Use the `composer fund` command to find out more!
Loading composer repositories with package information
Updating dependencies
Lock file operations: 1 install, 0 updates, 0 removals
- Locking http-interop/http-factory-guzzle (1.1.1)
Writing lock file
Installing dependencies from lock file (including require-dev)
Package operations: 1 install, 0 updates, 0 removals
- Installing http-interop/http-factory-guzzle (1.1.1): Extracting archive
Generating autoload files
50 packages you are using are looking for funding.
Use the `composer fund` command to find out more!
Found 20 security vulnerability advisories affecting 10 packages.
Run "composer audit" for a full list of advisories.
Suggestions
Easy solution: logging.
Once the plugin realizes it needs to install an extra package because a root dependency requires that, it must state that clearly. For instance, it could write to console "php-http/discovery noticed your dependency ABC needs an implementation for PSR-XX. Thus, we're installing XYZ on your root requires".

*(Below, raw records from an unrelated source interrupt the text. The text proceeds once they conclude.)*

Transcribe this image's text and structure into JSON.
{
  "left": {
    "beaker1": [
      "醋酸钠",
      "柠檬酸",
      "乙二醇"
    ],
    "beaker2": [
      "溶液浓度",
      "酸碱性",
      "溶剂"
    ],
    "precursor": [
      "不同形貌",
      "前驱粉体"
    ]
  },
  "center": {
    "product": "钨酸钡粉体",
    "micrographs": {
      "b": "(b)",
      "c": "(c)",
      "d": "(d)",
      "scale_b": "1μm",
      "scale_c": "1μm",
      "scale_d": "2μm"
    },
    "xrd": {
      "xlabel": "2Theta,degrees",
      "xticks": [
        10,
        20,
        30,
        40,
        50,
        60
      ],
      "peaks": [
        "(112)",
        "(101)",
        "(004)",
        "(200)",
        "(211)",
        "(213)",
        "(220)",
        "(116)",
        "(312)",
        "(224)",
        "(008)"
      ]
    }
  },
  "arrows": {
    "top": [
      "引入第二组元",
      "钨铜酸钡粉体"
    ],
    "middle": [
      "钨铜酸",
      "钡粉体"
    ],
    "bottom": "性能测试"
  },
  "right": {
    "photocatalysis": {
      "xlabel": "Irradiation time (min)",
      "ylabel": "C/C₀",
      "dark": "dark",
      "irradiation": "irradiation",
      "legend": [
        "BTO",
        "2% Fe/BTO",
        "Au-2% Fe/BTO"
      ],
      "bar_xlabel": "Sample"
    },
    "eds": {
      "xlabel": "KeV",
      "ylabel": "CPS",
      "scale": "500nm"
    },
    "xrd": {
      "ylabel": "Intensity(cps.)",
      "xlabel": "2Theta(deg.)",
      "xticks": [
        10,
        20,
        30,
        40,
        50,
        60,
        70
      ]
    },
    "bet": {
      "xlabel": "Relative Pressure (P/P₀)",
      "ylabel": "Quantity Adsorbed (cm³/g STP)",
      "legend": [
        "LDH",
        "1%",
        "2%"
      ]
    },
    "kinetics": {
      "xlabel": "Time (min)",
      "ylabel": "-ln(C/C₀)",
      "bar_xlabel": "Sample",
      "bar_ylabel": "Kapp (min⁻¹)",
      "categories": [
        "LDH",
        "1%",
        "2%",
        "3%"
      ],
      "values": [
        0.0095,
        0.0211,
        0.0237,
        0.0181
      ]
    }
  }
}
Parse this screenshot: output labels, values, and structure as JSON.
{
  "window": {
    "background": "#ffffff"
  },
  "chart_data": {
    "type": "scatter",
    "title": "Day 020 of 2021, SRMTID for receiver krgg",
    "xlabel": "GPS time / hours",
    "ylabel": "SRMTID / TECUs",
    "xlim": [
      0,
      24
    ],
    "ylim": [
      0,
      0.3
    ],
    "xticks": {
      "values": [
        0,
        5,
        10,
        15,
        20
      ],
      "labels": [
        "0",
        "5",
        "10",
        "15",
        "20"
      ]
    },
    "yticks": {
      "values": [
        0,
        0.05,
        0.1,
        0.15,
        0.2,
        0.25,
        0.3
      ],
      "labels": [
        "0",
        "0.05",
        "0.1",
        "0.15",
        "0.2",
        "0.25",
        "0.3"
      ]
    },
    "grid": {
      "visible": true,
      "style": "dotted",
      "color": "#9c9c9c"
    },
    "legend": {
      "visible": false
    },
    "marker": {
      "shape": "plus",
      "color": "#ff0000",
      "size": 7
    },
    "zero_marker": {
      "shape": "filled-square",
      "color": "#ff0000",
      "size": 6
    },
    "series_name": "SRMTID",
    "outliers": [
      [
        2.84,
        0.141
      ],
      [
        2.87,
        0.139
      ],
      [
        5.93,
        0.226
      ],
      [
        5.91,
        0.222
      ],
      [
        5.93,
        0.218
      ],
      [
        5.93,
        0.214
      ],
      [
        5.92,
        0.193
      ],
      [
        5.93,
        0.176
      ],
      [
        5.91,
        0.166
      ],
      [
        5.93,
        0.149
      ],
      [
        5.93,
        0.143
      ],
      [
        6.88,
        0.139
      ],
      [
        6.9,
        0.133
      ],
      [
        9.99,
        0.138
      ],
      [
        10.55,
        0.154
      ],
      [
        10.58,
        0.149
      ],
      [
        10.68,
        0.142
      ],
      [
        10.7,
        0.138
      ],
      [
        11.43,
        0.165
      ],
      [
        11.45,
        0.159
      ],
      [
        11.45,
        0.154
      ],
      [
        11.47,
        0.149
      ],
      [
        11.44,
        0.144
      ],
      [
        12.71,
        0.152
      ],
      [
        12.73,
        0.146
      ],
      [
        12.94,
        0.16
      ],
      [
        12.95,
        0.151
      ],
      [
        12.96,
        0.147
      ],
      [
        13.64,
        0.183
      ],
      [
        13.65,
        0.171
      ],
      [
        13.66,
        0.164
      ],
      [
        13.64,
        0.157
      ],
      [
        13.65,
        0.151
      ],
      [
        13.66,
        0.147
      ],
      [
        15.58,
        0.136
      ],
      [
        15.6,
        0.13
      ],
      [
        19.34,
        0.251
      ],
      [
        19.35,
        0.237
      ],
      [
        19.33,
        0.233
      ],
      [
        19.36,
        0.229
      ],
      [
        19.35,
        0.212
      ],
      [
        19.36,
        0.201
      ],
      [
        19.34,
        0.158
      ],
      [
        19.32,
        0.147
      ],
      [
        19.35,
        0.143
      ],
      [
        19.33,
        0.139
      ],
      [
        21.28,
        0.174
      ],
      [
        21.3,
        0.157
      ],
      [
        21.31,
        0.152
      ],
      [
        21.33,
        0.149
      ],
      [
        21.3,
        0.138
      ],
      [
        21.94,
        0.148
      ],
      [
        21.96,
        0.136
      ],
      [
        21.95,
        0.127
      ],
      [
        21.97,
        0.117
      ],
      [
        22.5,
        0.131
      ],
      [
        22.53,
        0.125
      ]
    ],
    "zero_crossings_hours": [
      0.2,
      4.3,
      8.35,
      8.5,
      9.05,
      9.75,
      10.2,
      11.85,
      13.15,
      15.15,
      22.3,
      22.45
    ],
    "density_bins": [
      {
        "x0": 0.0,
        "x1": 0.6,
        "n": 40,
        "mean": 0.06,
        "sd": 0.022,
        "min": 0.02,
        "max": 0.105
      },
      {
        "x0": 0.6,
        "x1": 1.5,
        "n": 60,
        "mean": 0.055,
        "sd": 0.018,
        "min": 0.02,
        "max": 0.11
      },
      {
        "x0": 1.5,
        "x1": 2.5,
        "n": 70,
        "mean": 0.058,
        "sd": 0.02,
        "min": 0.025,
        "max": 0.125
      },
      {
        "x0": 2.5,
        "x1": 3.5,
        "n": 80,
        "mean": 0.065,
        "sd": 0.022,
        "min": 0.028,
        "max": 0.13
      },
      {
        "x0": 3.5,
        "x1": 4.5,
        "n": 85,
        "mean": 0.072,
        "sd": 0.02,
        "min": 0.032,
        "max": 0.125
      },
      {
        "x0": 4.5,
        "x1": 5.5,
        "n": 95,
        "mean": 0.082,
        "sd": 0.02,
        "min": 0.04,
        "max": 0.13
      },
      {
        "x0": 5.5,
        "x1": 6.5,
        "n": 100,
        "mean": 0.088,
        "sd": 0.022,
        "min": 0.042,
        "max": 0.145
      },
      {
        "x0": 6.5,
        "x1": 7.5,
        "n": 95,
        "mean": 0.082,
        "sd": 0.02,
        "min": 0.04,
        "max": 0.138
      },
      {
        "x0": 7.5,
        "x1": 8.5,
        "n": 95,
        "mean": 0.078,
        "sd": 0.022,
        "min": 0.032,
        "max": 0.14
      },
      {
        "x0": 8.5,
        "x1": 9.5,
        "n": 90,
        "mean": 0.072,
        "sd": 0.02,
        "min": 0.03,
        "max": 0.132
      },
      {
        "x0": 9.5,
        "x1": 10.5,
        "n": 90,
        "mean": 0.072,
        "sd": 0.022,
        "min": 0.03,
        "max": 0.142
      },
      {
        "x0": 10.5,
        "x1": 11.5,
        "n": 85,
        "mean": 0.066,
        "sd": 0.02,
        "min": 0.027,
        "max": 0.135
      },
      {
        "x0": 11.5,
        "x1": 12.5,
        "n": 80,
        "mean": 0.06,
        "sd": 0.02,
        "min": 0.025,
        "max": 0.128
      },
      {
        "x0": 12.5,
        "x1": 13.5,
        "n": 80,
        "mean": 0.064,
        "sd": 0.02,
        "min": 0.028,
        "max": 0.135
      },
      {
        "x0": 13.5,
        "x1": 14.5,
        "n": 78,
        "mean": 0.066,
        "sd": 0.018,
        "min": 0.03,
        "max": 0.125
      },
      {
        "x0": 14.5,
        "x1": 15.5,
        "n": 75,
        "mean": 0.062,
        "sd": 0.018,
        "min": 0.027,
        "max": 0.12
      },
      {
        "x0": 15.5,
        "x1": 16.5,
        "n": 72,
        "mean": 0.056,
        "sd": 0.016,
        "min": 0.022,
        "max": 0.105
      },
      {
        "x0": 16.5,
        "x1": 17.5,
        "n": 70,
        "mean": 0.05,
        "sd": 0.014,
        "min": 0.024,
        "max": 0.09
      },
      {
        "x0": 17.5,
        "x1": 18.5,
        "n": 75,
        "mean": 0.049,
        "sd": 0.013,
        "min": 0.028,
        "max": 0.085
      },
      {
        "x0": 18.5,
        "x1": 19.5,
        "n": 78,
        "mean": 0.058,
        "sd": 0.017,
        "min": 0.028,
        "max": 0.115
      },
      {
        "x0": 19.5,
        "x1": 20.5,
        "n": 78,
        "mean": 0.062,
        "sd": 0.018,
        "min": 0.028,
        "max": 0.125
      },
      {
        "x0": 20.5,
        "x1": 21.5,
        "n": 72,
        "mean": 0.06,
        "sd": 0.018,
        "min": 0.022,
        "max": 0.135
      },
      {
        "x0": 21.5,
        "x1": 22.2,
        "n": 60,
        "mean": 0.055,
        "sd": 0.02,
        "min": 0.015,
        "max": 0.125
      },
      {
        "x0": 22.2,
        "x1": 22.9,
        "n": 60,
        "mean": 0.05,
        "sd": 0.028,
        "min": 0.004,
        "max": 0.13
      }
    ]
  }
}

Complex idea: deeper integration within Composer:
why: It would be awesome if this could be shown as a sort of peer dependency bycomposer why, but not sure about the feasibility of that through the plugin system. It doesn't help either with Composer not allowing any sort of comment oncomposer.json, so we can't even leave comments around the "weird" package, e.g. "this is here because it's a peer dependency of X".remove: Another issue is allowing the user to remove that peer dependency, only to have it reinstalled again right after - it's a very real "WTF moment". Would it be viable to block the removal of the required dependency without installing a substitute before that?